Pope Francis urges Christians to combat ‘culture of indifference’

Pope Francis has called on the human family to live in communion and in harmony with one another, not as subjects but as a people.

In his general audience on Aug. 12, the pontiff said Christian faith requires humanity to “be healed and converted” from individualism and indifference.

He stressed that faith exhorts the faithful “to commit ourselves seriously and actively to combat indifference in the face of violations of human dignity.”

The pontiff noted that while the world works for a cure for COVID-19, people should denounce the “culture of indifference that accompanies the throwaway culture.”

He said that this culture manifests in each member of the human family when “things that do not affect me, do not interest me.”

“The pandemic has highlighted how vulnerable and interconnected everyone is,” he said.

“If we do not take care of one another, starting with the least, with those who are most impacted, including creation, we cannot heal the world,” added Pope Francis.

He said the pandemic has obliged the human family to heal not only the disease but “the broader social ills” that the global health crisis had exposed.

“One of these is a distorted view of the person, a perspective that ignores the dignity … of the person,” said the pontiff.

“At times we look at others as objects, to be used and discarded,” he said.

“In reality, this type of perspective blinds and fosters an individualistic and aggressive throw-away culture, which transforms the human being into a consumer good,” he added.

Pope Francis leaves at the end of the weekly general audience in St. Peter’s Square Vatican City, Oct. 16, 2019. (Photo by Riccardo De Luca/shutterstock.com)

The pope, however, said that faith compels the human family to look at a man and a woman “in another manner” as to how God created human beings.

“He created us not as objects but as people loved and capable of loving; He has created us in His image and likeness,” he said.

The pontiff reminded the public that the Creator has given the human family “a unique dignity, calling us to live in communion with Him, in communion with our sisters and our brothers, with respect for all creation.”

“In communion, in harmony, we might say,” said Pope Francis.

He stressed that the Creator “gives us the ability to procreate and safeguard life, to till and keep the land.”

“It is clear that one cannot procreate and safeguard life without harmony; it will be destroyed,” said the pope.

“Harmony leads you to recognize human dignity, that harmony created by God, with humanity at the center,” the pope said.

The pontiff reflected on the Gospel that tells Christians that “seeking to climb in life, to be superior to others, destroys harmony.”

He said that harmony can only be achieved if a human being will offer oneself in the “service” of others and not by “dominating others.”

The pontiff invited the faithful to ask the Creator “to give us eyes attentive to our brothers and sisters, especially those who are suffering.”

“As Jesus’s disciples, we do not want to be indifferent or individualistic. These are the two unpleasant attitudes that run counter to harmony,” the pope said.

The pontiff expressed that people become “indifferent” when we “look the other way” and when we are “looking out only for one’s own interest,” we become “individualists.”

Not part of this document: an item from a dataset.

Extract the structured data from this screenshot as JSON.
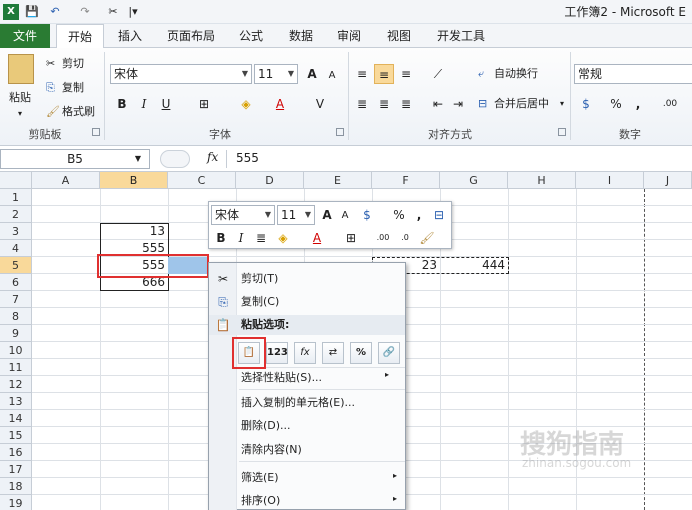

Pope Francis said the “harmony created by God” demands the human family “to look at others, the needs of others, the problems of others, in communion.”

“We want to recognize the human dignity in every person, whatever his or her race, language, or condition might be,” said the pontiff.

“The Second Vatican Council emphasizes that this dignity is inalienable because it ‘was created ‘to the image of God’,” he said.

In our time, Pope Francis said, the Universal Declaration of Human Rights is “the closest reference to the principle of the inalienable dignity of the person.”

A portrait of Pope St. John Paul II on a card in a kiosk against a busy Rome street, Aug. 5, 2011. (Photo by Photoillustrator/shutterstock.com)

The pontiff recalled Pope St. John Paul II who defined the declaration as a “milestone on the long and difficult path of the human race” and as “one of the highest expressions of the human conscience.”

The saint also stressed that “rights are not only individual, but also social; they are of peoples, nations.”

Pope Francis said that social beings “need to live in this social harmony.”

The pontiff, however, said that selfishness, or an outlook that “does not reach others, the community, but focuses on ourselves,” which “makes us ugly, nasty, and selfish,” destroys harmony.

Pope Francis said that the “renewed awareness of the dignity of every human being has serious social, economic, and political implications.”

He said that if the human family will perceive people and the creation “as a gift received from the love” of the Creator, it “inspires attentive behavior, care, and wonder.” 

“In this way, the believer, contemplating his or her neighbor as a brother or sister, and not as a stranger, looks at him or her compassionately and empathetically, not contemptuously or with hostility,” said the pope. 

“Contemplating the world in the light of faith, with the help of grace, we strive to develop our creativity and enthusiasm in order to resolve the ordeals of the past,” he added.

Pope Francis prayed that the Creator “restore our sight” and allow everyone to “rediscover what it means to be members of the human family.”

“May this sight be translated into concrete actions of compassion and respect for every person and of care and safeguarding of our common home,” he said.